In typography, there are many emphasis techniques, with italics and bold being the most common ones. Italic and bold are different font variations of the original typeface design. Let’s find out when to use italic or bold in your typography, and whether or not you should use both in the same document.

Most of the text in this article is using the typeface, Alegreya, with a regular font-weight. In CSS, the default font-weight property has a value of 400 (regular).

  • A bold font-weight has the same style as a regular font, with thicker letters.
  • An italic font is a left-to-right slanted version of your typeface’s regular font.
  • a bold italic is both slanted & thicker version of your typeface.

Set font-weight to bold in CSS:

p {
  font-weight: bold;
}

You can also use numeric values, usually, 700 is for bold.

To set your font-weight to bold with HTML tags, wrap the words you want to emphasize with <strong> tags, like this:

<strong>Text here</strong>

Set font-style to italic in CSS:

p {
  font-style: italic;
}

To set your font-style to italic with HTML tags, wrap the words you want to emphasize with <em> tags, like this:

<em>Text here</em>

Set bold-italic in CSS:

p {
  font-style: italic;
  font-weight: bold; /*or 700*/
}

To use bold-italic with HTML, wrap the words you want to emphasize like this

<strong><em>Text here</em></strong>

Side-by-side comparison from regular, to bold, to italic, to bold-italic:

Text Text Text Text

When to use italic vs. bold

One school of thought is that since italic and bold are both used to emphasize certain parts of a text block, you should only use one of them, at least within the same text block. Another school of thought is that italic should be used for mild emphasis, and bold for strong emphasis.

I say that it depends on your typeface (font-family) because the emphasis level of either bold or italic will vary significantly from typeface to typeface.

Some typeface designs, especially of the sans-serif classification, have rather weak italics. Weak, as in you hardly notice that they’re slanted/tilted, and thus they don’t work well as emphasis tools. If your typeface has a weak italic, use bold.

Some typeface designs, especially of the serif classification, have strong and noticeable italics, that it stands out almost as much as a bold font. In this case, you can decide for yourself which one to use, and if you want to keep things simple, use one emphasis style within the same text block, to avoid confusing the reader.

If however, your typeface has a strong italic but a clearly stronger bold you can use your italics for mild emphasis and bold for strong emphasis. An example of such typeface, is the one you’re looking at right now, Alegreya. Notice how the italic text in this paragraph is noticeable, but not nearly as much as the bold.

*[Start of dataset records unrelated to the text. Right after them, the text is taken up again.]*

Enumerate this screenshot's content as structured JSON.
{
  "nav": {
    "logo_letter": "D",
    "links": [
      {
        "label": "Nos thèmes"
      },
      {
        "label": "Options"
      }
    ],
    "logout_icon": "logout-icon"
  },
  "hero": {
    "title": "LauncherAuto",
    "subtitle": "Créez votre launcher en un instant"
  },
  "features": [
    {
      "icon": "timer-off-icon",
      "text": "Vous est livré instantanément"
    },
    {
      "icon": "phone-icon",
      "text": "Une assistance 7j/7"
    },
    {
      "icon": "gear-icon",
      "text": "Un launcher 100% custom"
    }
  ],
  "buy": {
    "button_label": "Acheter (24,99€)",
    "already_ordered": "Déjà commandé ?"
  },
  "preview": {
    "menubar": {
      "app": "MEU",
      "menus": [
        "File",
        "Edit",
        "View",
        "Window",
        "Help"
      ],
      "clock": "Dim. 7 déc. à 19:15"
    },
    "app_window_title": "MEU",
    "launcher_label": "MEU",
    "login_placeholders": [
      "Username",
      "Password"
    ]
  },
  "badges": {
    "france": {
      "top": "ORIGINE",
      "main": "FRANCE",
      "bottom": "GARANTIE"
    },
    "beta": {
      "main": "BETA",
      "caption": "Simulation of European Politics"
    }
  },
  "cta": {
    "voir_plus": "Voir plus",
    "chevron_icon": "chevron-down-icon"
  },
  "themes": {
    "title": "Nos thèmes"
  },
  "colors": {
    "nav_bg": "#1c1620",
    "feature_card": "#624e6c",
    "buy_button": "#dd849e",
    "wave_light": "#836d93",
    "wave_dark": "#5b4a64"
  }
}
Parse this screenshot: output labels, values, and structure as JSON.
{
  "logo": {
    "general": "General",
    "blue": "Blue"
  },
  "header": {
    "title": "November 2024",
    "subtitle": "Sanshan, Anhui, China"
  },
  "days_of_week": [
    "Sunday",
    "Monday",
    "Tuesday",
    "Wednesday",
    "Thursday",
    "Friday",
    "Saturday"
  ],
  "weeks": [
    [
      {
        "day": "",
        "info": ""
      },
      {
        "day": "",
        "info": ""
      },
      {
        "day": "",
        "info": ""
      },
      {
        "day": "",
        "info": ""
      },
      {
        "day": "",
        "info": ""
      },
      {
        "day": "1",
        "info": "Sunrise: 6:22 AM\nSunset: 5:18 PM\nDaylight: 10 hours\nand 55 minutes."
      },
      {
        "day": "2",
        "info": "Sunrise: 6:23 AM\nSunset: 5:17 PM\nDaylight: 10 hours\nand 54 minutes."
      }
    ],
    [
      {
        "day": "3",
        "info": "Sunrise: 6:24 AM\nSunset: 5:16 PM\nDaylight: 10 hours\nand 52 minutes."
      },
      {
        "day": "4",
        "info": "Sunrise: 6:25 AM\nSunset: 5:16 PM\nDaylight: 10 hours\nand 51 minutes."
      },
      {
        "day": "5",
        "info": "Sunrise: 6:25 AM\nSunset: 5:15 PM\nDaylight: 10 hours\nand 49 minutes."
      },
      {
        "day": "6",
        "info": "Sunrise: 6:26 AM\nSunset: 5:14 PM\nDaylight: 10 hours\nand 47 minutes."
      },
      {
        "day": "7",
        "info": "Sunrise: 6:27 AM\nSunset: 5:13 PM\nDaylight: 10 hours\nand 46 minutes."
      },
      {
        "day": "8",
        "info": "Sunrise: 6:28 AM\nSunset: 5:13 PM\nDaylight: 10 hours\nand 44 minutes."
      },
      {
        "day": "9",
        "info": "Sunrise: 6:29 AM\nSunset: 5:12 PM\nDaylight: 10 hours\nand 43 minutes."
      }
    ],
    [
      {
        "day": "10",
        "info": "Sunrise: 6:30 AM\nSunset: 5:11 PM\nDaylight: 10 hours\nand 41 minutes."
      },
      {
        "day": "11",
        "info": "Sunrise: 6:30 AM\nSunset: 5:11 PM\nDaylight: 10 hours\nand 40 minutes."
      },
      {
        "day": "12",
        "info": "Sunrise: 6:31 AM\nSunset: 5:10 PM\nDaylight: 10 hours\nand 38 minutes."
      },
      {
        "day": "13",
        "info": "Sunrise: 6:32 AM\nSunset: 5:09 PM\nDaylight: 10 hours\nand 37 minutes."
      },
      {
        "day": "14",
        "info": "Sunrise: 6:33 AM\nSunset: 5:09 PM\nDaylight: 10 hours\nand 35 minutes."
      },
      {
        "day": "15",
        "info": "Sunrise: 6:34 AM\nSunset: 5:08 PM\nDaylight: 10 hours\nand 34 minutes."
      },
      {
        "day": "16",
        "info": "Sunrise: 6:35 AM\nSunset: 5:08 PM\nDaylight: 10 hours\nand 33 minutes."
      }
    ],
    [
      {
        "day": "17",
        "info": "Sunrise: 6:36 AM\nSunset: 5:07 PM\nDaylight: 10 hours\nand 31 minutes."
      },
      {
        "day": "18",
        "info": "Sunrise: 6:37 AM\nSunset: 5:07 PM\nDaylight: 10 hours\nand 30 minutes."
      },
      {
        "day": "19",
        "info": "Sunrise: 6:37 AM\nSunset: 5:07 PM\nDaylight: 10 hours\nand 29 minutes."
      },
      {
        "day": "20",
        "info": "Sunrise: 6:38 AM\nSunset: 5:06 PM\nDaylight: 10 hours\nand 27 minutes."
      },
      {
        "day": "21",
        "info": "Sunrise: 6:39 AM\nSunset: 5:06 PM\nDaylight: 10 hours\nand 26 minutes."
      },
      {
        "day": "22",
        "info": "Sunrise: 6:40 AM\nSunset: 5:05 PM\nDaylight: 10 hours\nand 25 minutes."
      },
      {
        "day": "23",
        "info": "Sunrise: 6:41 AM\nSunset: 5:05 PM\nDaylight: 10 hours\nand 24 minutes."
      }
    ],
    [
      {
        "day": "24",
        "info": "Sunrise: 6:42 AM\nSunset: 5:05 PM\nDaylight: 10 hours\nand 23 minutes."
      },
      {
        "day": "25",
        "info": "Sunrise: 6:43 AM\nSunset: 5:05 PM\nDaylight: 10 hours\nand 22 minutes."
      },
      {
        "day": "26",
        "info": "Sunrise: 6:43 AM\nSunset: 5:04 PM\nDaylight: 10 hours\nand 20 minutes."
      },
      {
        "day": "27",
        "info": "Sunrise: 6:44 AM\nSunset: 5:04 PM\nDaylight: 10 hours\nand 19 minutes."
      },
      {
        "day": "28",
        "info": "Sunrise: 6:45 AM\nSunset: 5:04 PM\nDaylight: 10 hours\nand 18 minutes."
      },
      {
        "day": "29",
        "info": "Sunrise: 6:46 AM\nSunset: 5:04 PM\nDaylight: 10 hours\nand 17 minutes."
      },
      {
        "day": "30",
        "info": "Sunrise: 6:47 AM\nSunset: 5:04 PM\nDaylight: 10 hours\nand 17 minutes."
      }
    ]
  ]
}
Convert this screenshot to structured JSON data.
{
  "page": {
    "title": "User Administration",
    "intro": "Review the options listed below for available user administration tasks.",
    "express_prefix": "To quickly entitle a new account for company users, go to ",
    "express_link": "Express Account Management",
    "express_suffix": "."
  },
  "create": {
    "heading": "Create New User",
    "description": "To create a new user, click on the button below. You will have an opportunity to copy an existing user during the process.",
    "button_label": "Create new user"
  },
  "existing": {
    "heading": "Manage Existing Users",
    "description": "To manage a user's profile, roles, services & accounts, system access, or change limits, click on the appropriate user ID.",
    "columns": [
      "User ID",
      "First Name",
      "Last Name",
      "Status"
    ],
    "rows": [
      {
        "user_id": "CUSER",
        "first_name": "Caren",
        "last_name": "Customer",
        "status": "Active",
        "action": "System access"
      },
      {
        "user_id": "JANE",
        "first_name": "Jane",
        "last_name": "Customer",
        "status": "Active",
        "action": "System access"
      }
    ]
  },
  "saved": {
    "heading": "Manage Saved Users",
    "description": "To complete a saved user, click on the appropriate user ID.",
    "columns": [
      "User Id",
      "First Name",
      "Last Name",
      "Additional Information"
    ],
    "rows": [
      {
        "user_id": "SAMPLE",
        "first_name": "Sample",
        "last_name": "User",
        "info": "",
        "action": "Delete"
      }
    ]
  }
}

Where ever there are the most pixels, the eyes will usually travel first, that’s why bold, with its thicker letter-strokes is usually the best option for strong emphasis, while (well-designed) italics work well for mild emphasis.

When to use bold-italic?

Every once in a while you might want to combine bold and italic to extra-emphasize an important piece of text, and for that we have bold-italic.

In my opinion, using bold-italic fonts is more of an artistic choice than a practical design choice. If your typeface has a beautiful bold-italic font, that works well in your documents, by all means, use it. But try working with the individual bold and italic fonts first, as bold-italic can be too much of a good thing (too emphasized).

Alegreya has a beautiful italic

Alegreya has a beautiful bold

Alegreya has a beautiful bold-italic

I use bold-italics sparingly, for one-off text elements.

Explore your typeface’s options

You have to test your typeface’s font variations, from italic to bold, before you make a decision. Also keep in mind that some typefaces have numerous font-weights, from “hair” (thinnest) to black (thickest). For your specific context, the “medium” font-weight could be best, or perhaps the “extra-bold”. Test, test, test!

I tend to use italic for mild emphasis on single words. Occasionally, I’ll use bold on multiple words in a row, e.g. if I strongly want to highlight part of a sentence. I’ve found that this style works well for this particular typeface (Alegreya) — but it might not for yours.

Never use bold and italic interchangeably — have a reason, and stay consistent with your chosen style within the same document. Whatever you do, remember that less emphasis is always better.

If you emphasize everything, you emphasize nothing.